Any model of an acoustic instrument requires careful tuning of parameters in order to produce an accurate sound, and usually controlling those parameters manually is impossible. This estimation can treat the model as a black box and only observe the output for different inputs. Previous approaches use learning to control synthesis parameters.
Given a system which is controlled by a set of parameters which produces a signal, we wish to produce a set of parameters for a different system which produce a signal which sounds similar. The problem can be seen as a modeling of a multi-dimensional function which takes as input the “real” output signal and returns control parameters for the model. To determine whether two sounds are similar, the fundamental frequency and discrete cepstrum are used, which summarize the pitch and spectral envelope of the signal.
Modeling the function which maps a query signal to a set of parameters can be done using a parametric (funtional), non-parametric (eg k-NN), and semi-parametric (eg neutral net) approach. k-NN was used to choose the set of parameters which most closely generated a given signal. A branch and bound algorithm was used to speed up the number of distance computations. The synthesis model used here is a trumpet model which has three important control parameters: The pressure in the mouth, the frequency of the lips, the viscosity of the lips and the length of the tube. Two data sets were created: One which consisted of all chromatic notes played with all possible intensities, with and without vibrato, and another which consisted of sampling the entire parameter space. The training data set was constructed using the characteristics of the sound as input and the control parameters as output, and a branch and bound algorithm was developed to quickly search the set. The sound characteristics of a recorded trumpet were extracted once every 100ms, and parameter settings which yielded the closest sound were chosen and used to resynthesize a sound which is meant to be close to the recorded sound.
One difficulty faced was the fact that similar input sounds would return the same control parameters, particularly when the input sound was not close to any sound in the training set.

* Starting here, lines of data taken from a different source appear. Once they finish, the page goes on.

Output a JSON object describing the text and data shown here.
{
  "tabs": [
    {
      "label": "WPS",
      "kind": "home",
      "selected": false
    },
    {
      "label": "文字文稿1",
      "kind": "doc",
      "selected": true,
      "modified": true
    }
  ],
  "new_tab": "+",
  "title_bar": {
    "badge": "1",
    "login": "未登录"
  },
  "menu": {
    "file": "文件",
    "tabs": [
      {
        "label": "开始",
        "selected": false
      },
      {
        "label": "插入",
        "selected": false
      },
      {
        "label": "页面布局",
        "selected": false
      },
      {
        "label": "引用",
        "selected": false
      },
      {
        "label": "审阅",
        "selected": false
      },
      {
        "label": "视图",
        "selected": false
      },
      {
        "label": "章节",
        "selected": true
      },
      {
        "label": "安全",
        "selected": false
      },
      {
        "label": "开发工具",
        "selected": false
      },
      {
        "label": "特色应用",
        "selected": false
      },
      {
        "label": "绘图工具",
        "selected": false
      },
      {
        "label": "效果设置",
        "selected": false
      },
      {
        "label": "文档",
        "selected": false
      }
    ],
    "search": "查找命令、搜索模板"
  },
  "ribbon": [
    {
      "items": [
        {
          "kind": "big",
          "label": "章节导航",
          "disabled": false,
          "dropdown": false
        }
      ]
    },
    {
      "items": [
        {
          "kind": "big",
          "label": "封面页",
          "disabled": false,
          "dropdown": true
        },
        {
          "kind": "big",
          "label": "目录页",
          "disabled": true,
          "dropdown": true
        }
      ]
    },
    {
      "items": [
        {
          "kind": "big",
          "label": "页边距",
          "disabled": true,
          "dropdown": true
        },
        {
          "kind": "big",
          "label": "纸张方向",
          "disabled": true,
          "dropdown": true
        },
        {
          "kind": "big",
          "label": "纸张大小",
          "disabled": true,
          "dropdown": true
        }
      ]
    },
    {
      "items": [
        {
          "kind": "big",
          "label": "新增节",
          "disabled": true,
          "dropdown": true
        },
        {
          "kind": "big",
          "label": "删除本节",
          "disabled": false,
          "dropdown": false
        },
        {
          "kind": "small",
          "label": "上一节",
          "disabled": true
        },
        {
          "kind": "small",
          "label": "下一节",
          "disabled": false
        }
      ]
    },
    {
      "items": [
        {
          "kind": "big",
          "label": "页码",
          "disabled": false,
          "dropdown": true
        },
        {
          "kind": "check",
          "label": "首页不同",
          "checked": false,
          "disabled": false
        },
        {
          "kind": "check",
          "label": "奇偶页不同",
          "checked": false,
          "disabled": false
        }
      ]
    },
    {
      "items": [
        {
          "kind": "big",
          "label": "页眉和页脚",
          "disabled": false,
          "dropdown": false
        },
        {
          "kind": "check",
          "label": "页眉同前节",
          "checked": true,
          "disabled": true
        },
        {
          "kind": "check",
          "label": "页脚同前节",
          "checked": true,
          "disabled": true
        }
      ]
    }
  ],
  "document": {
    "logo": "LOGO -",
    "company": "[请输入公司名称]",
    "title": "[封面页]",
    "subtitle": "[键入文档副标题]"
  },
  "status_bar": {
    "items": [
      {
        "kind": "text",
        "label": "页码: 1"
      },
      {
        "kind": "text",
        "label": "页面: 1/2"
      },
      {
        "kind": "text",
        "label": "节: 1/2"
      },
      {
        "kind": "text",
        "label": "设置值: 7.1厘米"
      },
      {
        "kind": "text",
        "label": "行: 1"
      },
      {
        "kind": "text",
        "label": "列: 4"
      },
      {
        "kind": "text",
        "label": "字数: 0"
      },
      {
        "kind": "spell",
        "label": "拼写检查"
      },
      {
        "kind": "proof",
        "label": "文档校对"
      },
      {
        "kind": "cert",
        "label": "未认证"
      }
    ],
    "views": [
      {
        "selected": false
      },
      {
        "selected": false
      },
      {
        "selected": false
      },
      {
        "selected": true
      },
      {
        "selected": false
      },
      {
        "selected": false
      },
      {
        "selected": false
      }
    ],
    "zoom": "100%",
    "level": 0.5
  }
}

In order to deal with the training set which only consisted of datapoints for notes on the chromatic scale, the pitch feature of the input audio was adjusted. When an input sound with amplitude or vibrato modulation was encountered, the system would suggest that the tube length be adjusted; this is impossible in the real world, so the tube length was chosen for each note, then left fixed and the other parameters were chosen. A further difficulty was the implicit assumption that the relationship between the control parameters and sound characteristics is time-independent; this resulted in the estimated parameters potentially varying a great deal for very similar input characteristics. Transients also proved to be difficult because the signal characteristics chosen were not meant to model them; this was treated by explicitly dealing with the transients. Iterative optimization or linear interpolation could be used to improve results.